A Northern California woman hired to review flagged Facebook content has sued the social media giant after she was “exposed to highly toxic, unsafe, and injurious content during her employment as a content moderator at Facebook,” which she says gave her post traumatic stress disorder (PTSD). 

Selena Scola moderated content for Facebook as an employee of contractor Pro Unlimited, Inc. between June 2017 and March of this year, according to her complaint. 

“Every day, Facebook users post millions of videos, images, and livestreamed broadcasts of child sexual abuse, rape, torture, bestiality, beheadings, suicide, and murder,” the lawsuit reads. “To maintain a sanitized platform, maximize its already vast profits, and cultivate its public image, Facebook relies on people like Ms. Scola – known as “content moderators” – to view those posts and remove any that violate the corporation’s terms of use.

“You’d go into work at 9am every morning, turn on your computer and watch someone have their head cut off. Every day, every minute, that’s what you see. Heads being cut off,” one content moderator recently told the Guardian.

According to the lawsuit, Facebook content moderators are asked to review over 10 million potentially rule-breaking posts per weekwith an error rate of less than one percent – and a mission to review all user-reported content within 24 hours. Making the job even more difficult is Facebook Live, a feature that allows users to broadcast video streams on their Facebook pages. 

The Facebook Live feature in particular “provides a platform for users to livestream murder, beheadings, torture, and even their own suicides, including the following:” 

In late April a father killed his 11-month-old daughter and livestreamed it before hanging himself. Six days later, Naika Venant, a 14-year-old who lived in a foster home, tied a scarf to a shower’s glass doorframe and hung herself. She streamed the whole suicide in real time on Facebook Live. Then in early May, a Georgia teenager took pills and placed a bag over her head in a suicide attempt. She livestreamed the attempt on Facebook and survived only because viewers watching the event unfold called police, allowing them to arrive before she died.
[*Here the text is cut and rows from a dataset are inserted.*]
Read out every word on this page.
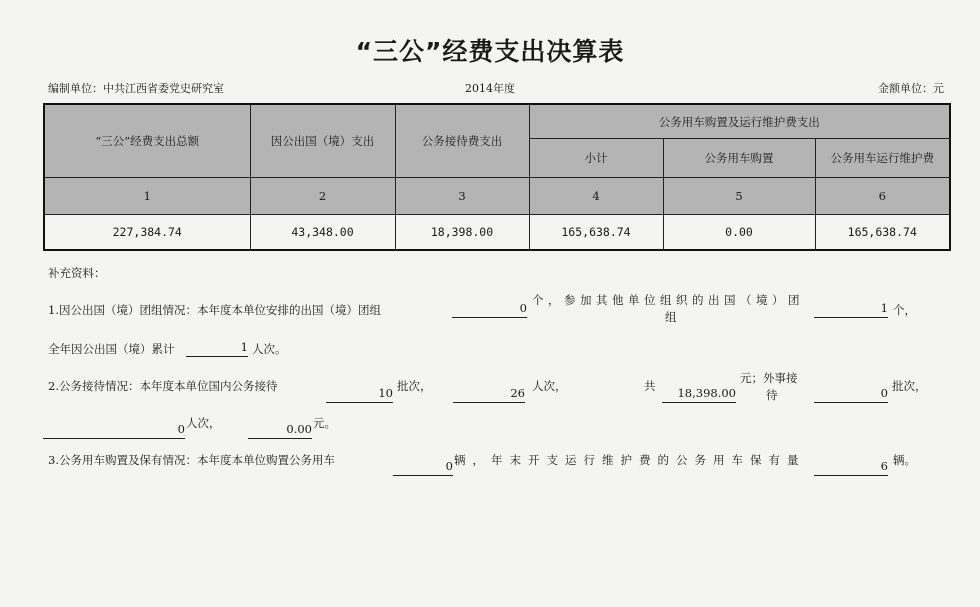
“三公”经费支出决算表
编制单位：中共江西省委党史研究室	2014年度	金额单位：元
“三公”经费支出总额	因公出国（境）支出	公务接待费支出	公务用车购置及运行维护费支出		
			小计	公务用车购置	公务用车运行维护费
1	2	3	4	5	6
227,384.74	43,348.00	18,398.00	165,638.74	0.00	165,638.74
补充资料：
1.因公出国（境）团组情况：本年度本单位安排的出国（境）团组	0
个，参加其他单位组织的出国（境）团
组
1 个，
全年因公出国（境）累计	1 人次。
2.公务接待情况：本年度本单位国内公务接待	10 批次，	26 人次，	共	18,398.00
元；外事接
待	0 批次，
0 人次，	0.00 元。
3.公务用车购置及保有情况：本年度本单位购置公务用车	0 辆，年末开支运行维护费的公务用车保有量	6 辆。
As a result of having to review said content, Scola says she “developed and suffers from significant psychological trauma and post-traumatic stress disorder (PTSD)” – however she does not detail the specific imagery she was exposed to for fear of Facebook enforcing a non-disclosure agreement (NDA) she signed. 

Scola is currently the only named plaintiff in the class-action lawsuit, however the lawsuit says that the potential class could include “thousands” of current and former moderators in California. 

As Motherboard reports, moderators have to view a constant flood of information and use their judgement on how to best censor content per Facebook’s “constantly-changing rules.” 

Moderating content is a difficult job—multiple documentaries, longform investigations, and law articles have noted that moderators work long hours, are exposed to disturbing and graphic content, and have the tough task of determining whether a specific piece of content violates Facebook’s sometimes byzantine and constantly-changing rules. Facebook prides itself on accuracy, and with more than 2 billion users, Facebook’s work force of moderators are asked to review millions of possibly infringing posts every day. –Motherboard

“An outsider might not totally comprehend, we aren’t just exposed to the graphic videos—you’ll have to watch them closely, often repeatedly, for specific policy signifiers,” one moderation source told Motherboard. “Someone could be being graphically beaten in a video, and you could have to watch it a dozen times, sometimes with others present, while you decide whether the victim’s actions would count as self-defense or not, or whether the aggressor is the same person who posted the video.” 

The lawsuit also alleges that “Facebook does not provide its content moderators with sufficient training or implement the safety standards it helped develop … Ms. Scola’s PTSD symptoms may be triggered when she touches a computer mouse, enters a cold building, watches violence on television, hears loud noises, or is startled. Her symptoms are also triggered when she recalls or describes graphic imagery she was exposed to as a content moderator.”

Facebook told Motherboard that they are “currently reviewing the claim.”

We recognize that this work can often be difficult. That is why we take the support of our content moderators incredibly seriously, starting with their training, the benefits they receive, and ensuring that every person reviewing Facebook content is offered psychological support and wellness resources,” the spokesperson said. “Facebook employees receive these in house and we also require companies that we partner with for content review to provide resources and psychological support, including onsite counseling—available at the location where the plaintiff worked—and other wellness resources like relaxation areas at many of our larger facilities.”

“This job is not for everyone, candidly, and we recognize that,” Brian Doegan, Facebook’s director of global training, community operations, told Motherboard in June. He said that new hires are gradually exposed to graphic content to “so we don’t just radically expose you, but rather we do have a conversation about what it is, and what we’re going to be seeing.” 

Doegan said that there are rooms in each office that are designed to help employees de-stress. –Motherboard

“What I admire is that at any point in this role, you have access to counsellors, you have access to having conversations with other people,” he said. “There’s actual physical environments where you can go into, if you want to just kind of chillax, or if you want to go play a game, or if you just want to walk away, you know, be by yourself, that support system is pretty robust, and that is consistent across the board.”